While Coach, admittedly, does not have a zero-tolerance policy on landfilling, the catchall claim that all of its 939 global stores are engaging in what Sacks called “deliberate” destruction is untrue. According to Silverstein, the amount of product destroyed by stores represents less than 1 percent of the brand’s global sales. “Over 40 percent of our retail stores have stopped damaging product,” added Silverstein, saying the lack of scale infrastructure dents its aims.
Is there a world where no fashion products are sent to landfill, or in this case, the dumpster? Not yet — but no amount of destruction will likely be acceptable where increasingly conscious consumers are concerned and where more reasonable alternatives exist.
Some responsible designers and recycling innovators are still finding broader relevance with the latest social controversy.
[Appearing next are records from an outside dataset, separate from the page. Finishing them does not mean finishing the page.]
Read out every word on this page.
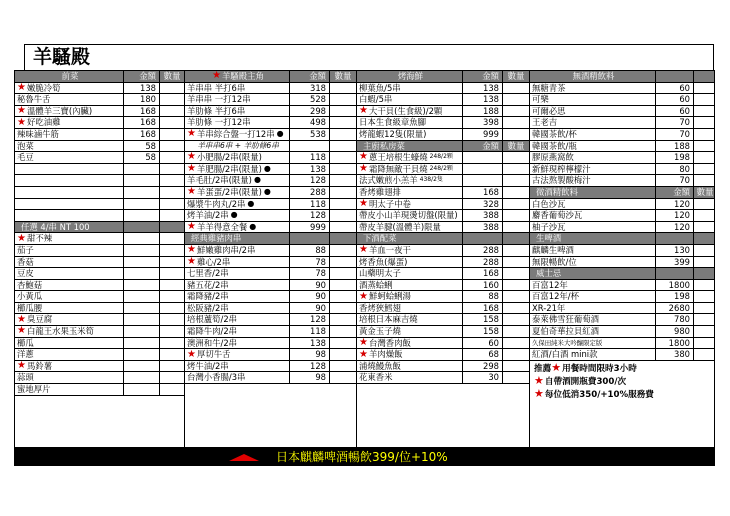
羊騷殿
前菜	金額 數量
★ 嫩脆冷筍	138
秘魯牛舌	180
★ 溫體羊三寶(內臟)	168
★ 好吃油雞	168
辣味滷牛筋	168
泡菜	58
毛豆	58
任選 4/串 NT 100
★ 甜不辣
茄子
香菇
豆皮
杏鮑菇
小黃瓜
櫛瓜腰
★ 臭豆腐
★ 白龍王水果玉米筍
櫛瓜
洋蔥
★ 馬鈴薯
蒜頭
蜜地厚片
★ 羊騷殿主角	金額	數量
羊串串 半打6串	318
羊串串 一打12串	528
羊肋條 半打6串	298
羊肋條 一打12串	498
★ 羊串綜合盤一打12串 ●	538
羊串串6串 + 羊肋條6串
★ 小肥腸/2串(限量)	118
★ 羊肥腸/2串(限量) ●	138
羊毛肚/2串(限量) ●	128
★ 羊蛋蛋/2串(限量) ●	288
爆漿牛肉丸/2串 ●	118
烤羊油/2串 ●	128
★ 羊羊得意全餐 ●	999
經典雞豬肉串
★ 鮮嫩雞肉串/2串	88
★ 雞心/2串	78
七里香/2串	78
豬五花/2串	90
霜降豬/2串	90
松阪豬/2串	90
培根蘆筍/2串	128
霜降牛肉/2串	118
澳洲和牛/2串	138
★ 厚切牛舌	98
烤牛油/2串	128
台灣小香腸/3串	98
烤海鮮	金額	數量
柳葉魚/5串	138
白蝦/5串	138
★ 大干貝(生食級)/2顆	188
日本生食級章魚腳	398
烤龍蝦12隻(限量)	999
主廚私房菜	金額	數量
★ 蔥王培根生蠔燒 248/2顆
★ 霜降無敵干貝燒 248/2顆
法式嫩煎小羔羊 438/2隻
香烤雞翅排	168
★ 明太子中卷	328
帶皮小山羊現燙切盤(限量)	388
帶皮羊腱(溫體羊)限量	388
下酒配菜
★ 羊血一夜干	288
烤香魚(爆蛋)	288
山藥明太子	168
酒蒸蛤蜊	160
★ 鮮蚵蛤蜊湯	88
香烤狹鱈翅	168
培根日本麻吉燒	158
黃金玉子燒	158
★ 台灣香肉飯	60
★ 羊肉燥飯	68
浦燒鰻魚飯	298
花東香米	30
無酒精飲料
無糖青茶	60
可樂	60
可爾必思	60
王老吉	70
韓國茶飲/杯	70
韓國茶飲/瓶	188
膠原燕窩飲	198
新鮮現榨檸檬汁	80
古法熬製酸梅汁	70
微酒精飲料	金額 數量
白色沙瓦	120
麝香葡萄沙瓦	120
柚子沙瓦	120
生啤酒
麒麟生啤酒	130
無限暢飲/位	399
威士忌
百富12年	1800
百富12年/杯	198
XR-21年	2680
泰萊佛雪狂葡萄酒	780
夏伯奇華拉貝紅酒	980
久保田純米大吟釀限定版	1800
紅酒/白酒 mini款	380
推薦★用餐時間限時3小時
★自帶酒開瓶費300/次
★每位低消350/+10%服務費
日本麒麟啤酒暢飲399/位+10%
Patrick McDowell, a designer known for reimagining inventory from the likes of Swarovski and Burberry, believes the issue speaks to the broader “overproduction problem in fashion.”
“The simple fact [is] that we produce too much because the whole industry is based on guessing what people want to buy,” said McDowell, championing turning the “slashed pieces into a special capsule collection — while furthering their sustainability efforts into reducing production levels and crucially reassessing how their clients consume Coach.” McDowell said he approached Coach earlier this year about a reimagined collection but nothing materialized.
Brooklyn-based zero-waste designer of the eponymous Zero Waste Daniel label, Daniel Silverstein also weighed in. “The goals of a company that is that large and publicly traded and has the overall mission of selling apparel and accessories for a profit — it’s hard to shift that mission,” Silverstein said. “Changing the relationship with the customer is the important thing.…Everybody has that need for repair, but until it’s something that’s [not] just adopted but is actually trendy to do — it’s really only there as a Band-Aid or fixture to show there’s an effort.”
If there’s one other outlying benefit of the story’s virality, it may be the heightened urgency for finding scaled means for recycling.
To that end, Scott Kuhlman, chief executive officer of recycling platform ReCircled, said: “Many damages of handbags need to simply be cleaned and repaired.” Where that isn’t feasible, Kuhlman believes putting resources toward patent-pending solutions — where a bag can be ground down and “recycled into new leather” — is a desperate, industry-wide need.